Las elecciones en Brasil este domingo son importantes no solo para Brasil, sino para toda América Latina, porque someten a juicio electoral al muy particular modelo económico brasilero, uno que es muy admirado en la izquierda latinoamericana. ¿Está todo bien, como parece creer la Presidenta Dilma, o requiere el modelo algunos ajustes significativos, como pretende su contendora, Marina Silva? Lo probable es que el electorado lo decida en la segunda vuelta, tres semanas después, por lo que octubre va a ser un mes álgido para Brasil y la región.
¿En qué consiste el modelo brasilero? Está magníficamente bien descrito por Michael Reid, el periodista del Economist, en un libro que ha publicado sobre Brasil. Él demuestra que es un modelo que no ha variado mucho desde el Estado Novo de Getúlio Vargas, dictador de Brasil desde 1930. Inspirado entonces en ideas de Mussolini, y de Salazar en Portugal, es un modelo corporativista y proteccionista, en que un estado grande, aunque no siempre fuerte, crea importantes empresas propias, a la vez que regula, protege y subsidia un sector privado afín.
Gracias a la enormidad del mercado brasilero, y al talento de su gente, el modelo ha funcionado mucho mejor, y por períodos mucho más largos, de lo que quisieran algunos economistas ortodoxos. Según Reid, entre 1930 y 1980, Brasil creció a una tasa promedio del 6,5 por ciento al año, quizás la más alta del mundo. Fue, dice Reid, el «momento chino» de Brasil. En este siglo, hasta hace un par de años, también hubo crecimiento robusto, gracias en parte al boom de los commodities. Pero de vez en cuando estalla una megacrisis, como la que culminó en el «plan real» de Fernando Henrique Cardoso en 1994. Dice lacónicamente Reid: «entre 1985 y 1994, la moneda cambió de nombre cinco veces, perdió nueve ceros, hasta finalmente ser dividida por 2.750».

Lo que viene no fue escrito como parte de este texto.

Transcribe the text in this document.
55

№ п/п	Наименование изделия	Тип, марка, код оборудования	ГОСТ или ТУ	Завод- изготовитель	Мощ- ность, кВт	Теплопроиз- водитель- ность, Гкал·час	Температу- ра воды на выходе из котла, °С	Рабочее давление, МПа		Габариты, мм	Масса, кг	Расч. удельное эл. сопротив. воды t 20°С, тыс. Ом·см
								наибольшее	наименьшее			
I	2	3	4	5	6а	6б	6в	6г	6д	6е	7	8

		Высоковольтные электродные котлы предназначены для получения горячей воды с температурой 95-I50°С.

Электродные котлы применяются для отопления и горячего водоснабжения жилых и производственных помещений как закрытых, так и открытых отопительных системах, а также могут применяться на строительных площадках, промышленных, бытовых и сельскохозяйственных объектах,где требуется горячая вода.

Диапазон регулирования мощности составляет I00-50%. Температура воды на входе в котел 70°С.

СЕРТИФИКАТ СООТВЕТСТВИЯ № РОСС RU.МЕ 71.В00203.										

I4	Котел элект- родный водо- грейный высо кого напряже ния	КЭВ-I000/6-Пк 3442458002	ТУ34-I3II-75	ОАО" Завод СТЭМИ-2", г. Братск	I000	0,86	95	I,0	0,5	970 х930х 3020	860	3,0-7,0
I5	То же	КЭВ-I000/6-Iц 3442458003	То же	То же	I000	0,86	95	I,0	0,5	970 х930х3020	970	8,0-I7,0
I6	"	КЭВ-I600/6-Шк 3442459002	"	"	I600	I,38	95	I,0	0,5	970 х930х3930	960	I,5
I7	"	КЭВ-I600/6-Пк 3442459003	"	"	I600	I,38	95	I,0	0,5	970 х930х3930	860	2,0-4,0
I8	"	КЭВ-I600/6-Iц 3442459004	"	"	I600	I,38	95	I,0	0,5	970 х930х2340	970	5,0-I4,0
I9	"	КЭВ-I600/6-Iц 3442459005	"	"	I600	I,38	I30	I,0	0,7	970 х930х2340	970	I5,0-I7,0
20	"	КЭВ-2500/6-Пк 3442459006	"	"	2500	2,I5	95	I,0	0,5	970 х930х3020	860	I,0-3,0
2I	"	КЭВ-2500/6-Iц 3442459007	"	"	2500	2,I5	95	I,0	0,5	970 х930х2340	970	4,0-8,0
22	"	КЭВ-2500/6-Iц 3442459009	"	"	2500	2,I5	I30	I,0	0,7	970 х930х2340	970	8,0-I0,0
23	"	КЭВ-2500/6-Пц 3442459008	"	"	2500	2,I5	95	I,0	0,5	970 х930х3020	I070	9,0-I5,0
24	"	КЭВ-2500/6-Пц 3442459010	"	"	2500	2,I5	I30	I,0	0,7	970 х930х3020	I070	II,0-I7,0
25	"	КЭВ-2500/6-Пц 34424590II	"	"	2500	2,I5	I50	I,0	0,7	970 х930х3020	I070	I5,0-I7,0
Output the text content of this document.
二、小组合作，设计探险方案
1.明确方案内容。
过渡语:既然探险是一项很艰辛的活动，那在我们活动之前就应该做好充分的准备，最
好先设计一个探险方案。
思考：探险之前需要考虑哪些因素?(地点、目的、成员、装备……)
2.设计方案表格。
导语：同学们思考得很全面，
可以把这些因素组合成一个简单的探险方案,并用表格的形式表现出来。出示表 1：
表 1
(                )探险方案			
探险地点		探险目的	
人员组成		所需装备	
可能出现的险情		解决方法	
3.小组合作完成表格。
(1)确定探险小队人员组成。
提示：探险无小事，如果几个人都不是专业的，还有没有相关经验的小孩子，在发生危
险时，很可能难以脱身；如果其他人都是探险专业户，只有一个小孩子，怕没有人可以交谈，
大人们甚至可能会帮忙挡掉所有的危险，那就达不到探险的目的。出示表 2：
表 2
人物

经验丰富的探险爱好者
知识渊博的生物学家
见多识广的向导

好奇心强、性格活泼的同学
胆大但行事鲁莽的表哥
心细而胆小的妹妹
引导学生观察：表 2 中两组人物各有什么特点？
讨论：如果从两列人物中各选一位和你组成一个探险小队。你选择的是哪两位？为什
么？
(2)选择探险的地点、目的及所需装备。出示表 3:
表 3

El modelo está en crisis ahora porque el fin del boom de los commodities ha desenmascarado las trabas al quehacer económico que contribuyen a lo que llaman el «custo Brasil». Unos ejemplos. Según Reid, en un país de leyes laberínticas que ponen obstáculos a toda iniciativa, se introdujeron, entre 1988 y 2012, unas 30.000 nuevas reglas tributarias federales, más de tres al día; y casi diez veces más si se agregan las estatales y municipales. Todo esto para financiar un gasto fiscal que ha alcanzado el 40 por ciento del PIB, nivel de país muy rico, siendo que Brasil tiene servicios sociales de país pobre. Es que queda poco para invertir en educación o salud cuando una buena parte del gasto es destinada a salarios de funcionarios, pensiones (en Brasil, según Reid, jubilan a una edad promedio de 54 años con el 70 por ciento del último sueldo), y megasubsidios, muchos de ellos a grandes empresas, a través de créditos blandos del Banco Nacional de Desarrollo. El puro gasto social es altamente regresivo: entrega al 20 por ciento más rico 3,6 veces más que al 20 por ciento más pobre.
Brasil ha sido capaz de hacer exitosos ajustes al modelo, como los de Cardoso entre 1994 y 2002. Pero han requerido una megacrisis. Ahora hay crisis, porque la economía está estancada, pero todavía parece leve comparada con las de antaño. Todavía hay pleno empleo. Por eso es posible que los votantes no se animen a cambiar a Dilma por una Marina que sí quiere hacer los cambios necesarios. Hace poco parecía que Marina iba a ganar, pero Dilma y su gente han desplegado una avasalladora campaña contra ella, acusándola de querer privar a los brasileros de sus conquistas sociales, y de mucho más: hasta de ser demasiado flaca para el cargo. Sería saludable para Brasil y para la región si en las próximas tres semanas Marina lograra sobreponerse a esta feroz campaña del terror.